Il aura suffi que je prononce ce nom, «René Char», pour que Pichette (1924-2000) parte au quart de tour. Le grrrand pouète national, il faut le savoir, était tout le contraire de celui des Épiphanies. Gonflé d’orgueil, enivré par trop de gloire, bouffi de sa réputation de barde, exalté par son Moi, tonitruant ses aphorismes entortillés…Pichette, avec une cruauté d’enfant disséquant un scarabée, arrachait sa superbe verbeuse, la triturait sauvagement, la persiflait et la démantibulait sans recours.
Pichette? Vous l’avez lu? Entendu dire lui-même, pour le cinquantième anniversaire de la première des Épiphanies (un «mystère profane», créé en 1947 par Gérard Philipe et Maria Casarès), le texte incandescent de cette pièce d’extrême jeunesse, au théâtre du Rond-Point, devant une salle pleine de survivants de la création, mêlés à plusieurs générations ? L’auteur, chaussé de sabots, seul à sa table, incarnait, psalmodiait, scandait et propulsait son texte.

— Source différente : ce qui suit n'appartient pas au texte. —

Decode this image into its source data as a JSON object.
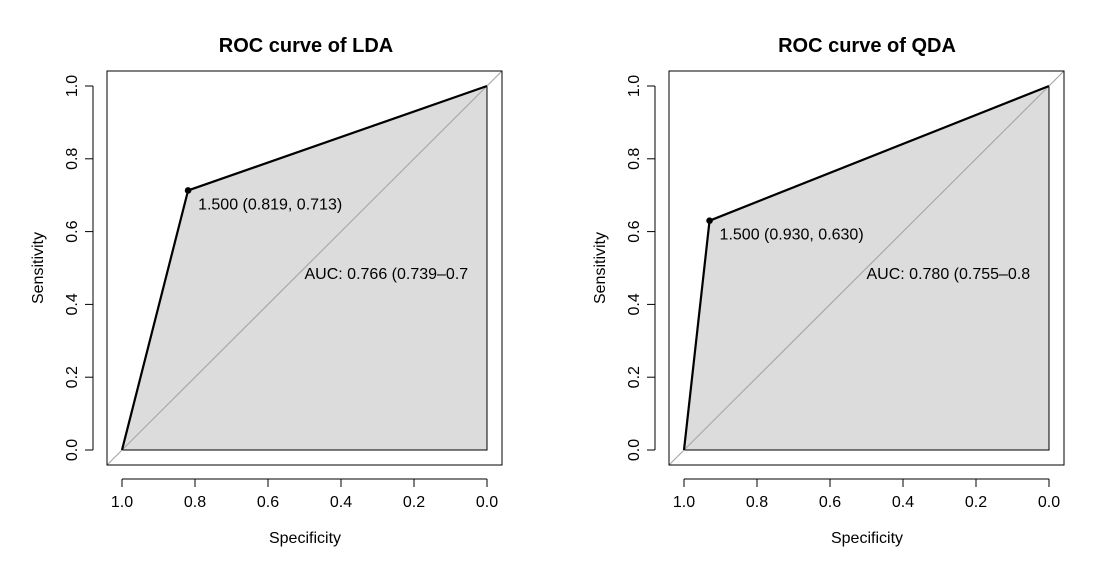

J’y étais.
Le triomphe ancien des Épiphanies fut suivi d’une non carrière difficile, d’un refus exemplaire et constant des conformismes, sociaux, politiques. On en mesure les étapes en lisant les «Indications biographiques» de l’édition récente d’Ode à chacun, suivi du Tombeau de Gérard Philipe (en Poésie/Gallimard). Pichette ne manqua aucune révolte. Zazou, déserteur des Chantiers de jeunesse, en 1944, F.F.I. à Marseille, complice d’Antonin Artaud, indésirable aux Etats-Unis, censuré par les Soviétiques, il finit, en 1989, par se découvrir une «âme de chouan».
Ode à chacun est un recueil absolument unique où se succèdent l’Ode à la petite enfance, l’Ode à la neige, l’Ode au berger fidèle à son chien, l’Ode à la poésie, l’Ode à Charles Péguy sur la rime de France ou l’Ode à elle. Un épais «lexique» pour lequel Pichette s’est fait aider par des dialectologues, des ornithologues et des ichtyologistes, par le lexicologue Alain Rey et l’écrivain Pierre Jakez Hélias, indique au lecteur de chaque vers du livre des mots et des locutions qui ne figurent ni dansle Petit Robert ni dans le Petit Larousse. Il lui a fallu consulter des ouvrages aussi improbables que le Glossaire du Centre de la France du comte Jaubert ou Trésor du parler percheron d’Albert Dud’huit.
Alain Rey, dans un bref commentaire, salue ce «trésor des mots» qui relie Pichette à Villon et à Péguy. L’érudition se change en mystique. Les «paroles gelées» de Rabelais reviennent à la vie. Le «vipérier», la «sauterelloise» (pêcheuse de crevettes),le «pelleyeur» (ouvrier ostréiculteur qui manie la pelle), le «gouverneau» (ouvrier qui veille à la conduite des moulins), et tant d’autres, ils habitent le chant de ce poète médiéval et contemporain, un artisan modeste et fier.
Ce goût de la saveur des mots, j’en fus le témoin quand, après avoir éclaté Char, Pichette m’amena sur le terrain d’une quête insensée qui n’aboutit qu’après sa mort, avec la publication en 2005, chez Gallimard, des Ditelis du rougegorge. Il avait passé plus de vingt ans à se passionner pour l’oiseau chanteur et, trouvant un auditeur qui ignorait tout de ses recherches, il m’en servit un résumé étourdissant. Il m’envoya ensuite la première édition des Poèmes offerts, publiés en 1982 chez
Granit (éditeur des deux premiers Cahiers Henri Pichette). Gallimard reprend ce livre, dans une version corrigée par l’auteur et complétée.
Parmi les destinataires, on retrouve Alexandre Calder, Georges Perros, Albert Béguin, Antonin Artaud, des amis, des inconnus. Ici encore, un «lexique» éclaire des allusions, des mots rares. Dans l’hommage à Calder, je retiendrai seulement «revolin», qui exprime ce que «le vent emporte des arbres», le tournoiement du vent lorsqu’il rencontre un obstacle et, au Québec, une «fine pluie que projettent les vagues se brisant sous le vent». Quel mot magnifique dans son poudroiement de sens, offert à l’inventeur de «la Sculpture qui danse»!